Could Mayor’s Free Port offset the effects of Brexit in Tees Valley?
In a letter from Mayor Ben Houchen to Philip Hammond, Chancellor of the Exchequer, this week Tees Valley Combined Authority (TVCA) launched its campaign to establish a Free Port in Teesside. The Mayor’s correspondence was supported by regional, national and international firms such as Hitachi Rail, Liberty Steel and Quorn Foods, who already have a base in Teesside.
Mayor Houchen has put forward a bold argument for Tees Port to become a test case for the establishment of Free Ports following Brexit. TVCA has realigned its focus onto the region’s reputation as an industrial powerhouse at the same time as highlighting existing core processing and manufacturing skills for which the region is already renowned. The port is a catalyst for development for businesses already on the river, and the combination of a river location with huge capacity, a port with the capacity to develop out and a gateway to 4,500 acres of brownfield industrial land will prove an attractive offering.
Since his election in May 2017, Mayor Houchen has outlined several bold initiatives to boost Teesside’s status nationally. In October, he launched the South Tees Development Corporation, responsible for fully developing a 25-year regeneration plan with the potential for 20,000 jobs and an additional £1bn annual income. This is the single biggest development corporation outside of London.
But this new “Free Port for Tees Port” vision is ultimately about trade policy and to progress devolved ambitions for the region, TVCA must make HM Government listen. One of the challenges the Mayor will face is marrying the cross-party support of a handful of MPs with the divergence of policy and politics across departments such as International Trade, DBEIS, MHCLG and HM Treasury, all of which have a stake in this policy area.
Local government support will also be crucial. Mayor Houchen is considered in some circles as the lone wolf of Teesside. TVCA is a Conservative-led authority consisting of five local councils, four of which are Labour-controlled, with Redcar & Cleveland in No Overall Control.
Houchen has already had some collaborative success working with other local government leaders. The Mayor swiftly employed his Combined Authority borrowing powers to secure £7.5m in investments for the Tees Advanced Manufacturing Park. TVCA’s £7.5m investment will be used to remediate the land and infrastructure works to prepare the ground for high-quality commercial accommodation, a development co-funded by Middlesbrough Borough Council of which £12.5m has been committed on their part.

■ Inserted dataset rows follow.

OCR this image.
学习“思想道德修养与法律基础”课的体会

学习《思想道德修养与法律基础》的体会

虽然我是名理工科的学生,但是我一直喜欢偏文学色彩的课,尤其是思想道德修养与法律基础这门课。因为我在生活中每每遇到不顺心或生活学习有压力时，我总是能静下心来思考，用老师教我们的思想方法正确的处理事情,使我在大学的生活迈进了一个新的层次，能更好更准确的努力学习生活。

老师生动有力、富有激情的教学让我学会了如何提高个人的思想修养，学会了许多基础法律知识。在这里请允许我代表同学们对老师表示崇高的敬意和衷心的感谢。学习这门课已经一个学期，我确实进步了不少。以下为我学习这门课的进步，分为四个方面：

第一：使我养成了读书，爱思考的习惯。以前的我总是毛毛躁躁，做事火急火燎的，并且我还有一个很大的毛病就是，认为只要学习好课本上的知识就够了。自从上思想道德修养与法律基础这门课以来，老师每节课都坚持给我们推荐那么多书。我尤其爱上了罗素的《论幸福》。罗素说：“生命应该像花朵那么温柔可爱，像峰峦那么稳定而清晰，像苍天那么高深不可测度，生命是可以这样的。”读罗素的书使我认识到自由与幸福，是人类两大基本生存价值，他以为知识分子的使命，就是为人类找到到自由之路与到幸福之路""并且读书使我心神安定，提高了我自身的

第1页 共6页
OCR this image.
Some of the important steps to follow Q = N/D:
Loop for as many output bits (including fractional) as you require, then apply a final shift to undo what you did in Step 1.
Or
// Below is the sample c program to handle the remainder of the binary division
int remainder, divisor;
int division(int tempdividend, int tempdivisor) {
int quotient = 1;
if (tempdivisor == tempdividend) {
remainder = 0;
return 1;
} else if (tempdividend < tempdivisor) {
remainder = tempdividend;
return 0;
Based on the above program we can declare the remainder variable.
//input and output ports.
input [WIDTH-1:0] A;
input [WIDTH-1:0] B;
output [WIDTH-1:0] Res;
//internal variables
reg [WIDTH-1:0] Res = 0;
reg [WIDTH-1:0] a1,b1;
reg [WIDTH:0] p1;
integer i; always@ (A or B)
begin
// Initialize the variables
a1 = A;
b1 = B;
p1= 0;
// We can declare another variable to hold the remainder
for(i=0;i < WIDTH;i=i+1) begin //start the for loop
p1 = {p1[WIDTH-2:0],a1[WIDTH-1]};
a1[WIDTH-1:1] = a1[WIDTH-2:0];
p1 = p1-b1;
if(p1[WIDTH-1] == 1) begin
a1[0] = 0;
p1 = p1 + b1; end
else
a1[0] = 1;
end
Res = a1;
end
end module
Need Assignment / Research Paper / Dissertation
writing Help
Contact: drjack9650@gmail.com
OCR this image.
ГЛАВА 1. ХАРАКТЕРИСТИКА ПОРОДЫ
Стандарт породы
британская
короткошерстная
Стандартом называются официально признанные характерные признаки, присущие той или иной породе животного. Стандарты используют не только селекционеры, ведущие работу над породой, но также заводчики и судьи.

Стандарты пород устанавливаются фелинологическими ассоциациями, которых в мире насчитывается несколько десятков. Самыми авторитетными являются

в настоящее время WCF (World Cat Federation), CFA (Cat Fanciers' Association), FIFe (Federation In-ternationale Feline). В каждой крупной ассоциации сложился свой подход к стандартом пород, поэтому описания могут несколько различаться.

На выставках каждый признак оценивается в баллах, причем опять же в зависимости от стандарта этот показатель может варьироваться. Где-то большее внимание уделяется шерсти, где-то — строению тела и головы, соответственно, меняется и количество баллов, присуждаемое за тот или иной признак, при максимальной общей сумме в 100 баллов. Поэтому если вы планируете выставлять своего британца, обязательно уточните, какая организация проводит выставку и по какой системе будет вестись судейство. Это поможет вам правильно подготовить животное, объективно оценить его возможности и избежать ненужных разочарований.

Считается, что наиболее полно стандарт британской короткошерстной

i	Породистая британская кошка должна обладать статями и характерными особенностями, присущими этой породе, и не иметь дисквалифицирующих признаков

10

By putting free port status on the agenda, Teesside Valley must develop and rationalise its investment policies. The business case will need to satisfy investors and promote sound economic growth opportunities for new businesses. Teesside is set to lose £25m per year in structural and investment funds on exiting the EU. Mayor Houchen will not want a free port to become a financial burden on local and central government. Nor will he want to fall behind in the race to bring inward investment to his combined authority over those City Region Deals, Powerhouse and Engines of the UK all vying for new deals.
To be truly representative, TVCA should be mindful of creating a port which is geared towards international activity. The Mayor must work hard to bring investment to his region, but he must also make those investments work to the benefit of the wider community. Cross-party political support in Westminster from Middlesbrough South, East Cleveland and Redcar MPs and MHCLG’s Rishi Sunak will not be enough to secure the future of Free Port status for Tees Valley.
Again, looking inwardly, development for increasing cargo freight at Durham Airport faced strong opposition in 2017 and the associated housing development on the same site was only approved by the casting vote of the Planning Committee Chairman after a 4-4 split of councillors.
The Mayor’s economic growth narrative must make good on his promise to buy back Durham Tees Valley Airport. For that, he must add an Act of Parliament to his mayoral to do list. In the wake of this week’s announcement, the campaigning bodies are already calling for the Airport bid not be overshadowed by a new focus on the Port. Could the airport be the alternative duty-free port the Mayor is looking for? Balancing the breadth of feeling in the local community, the authorities’ plan for economic growth and the interests of British and international enterprise will be the source of much conflict for the directly elected Mayor at a time when industry is looking for greater opportunity in a post-Brexit United Kingdom.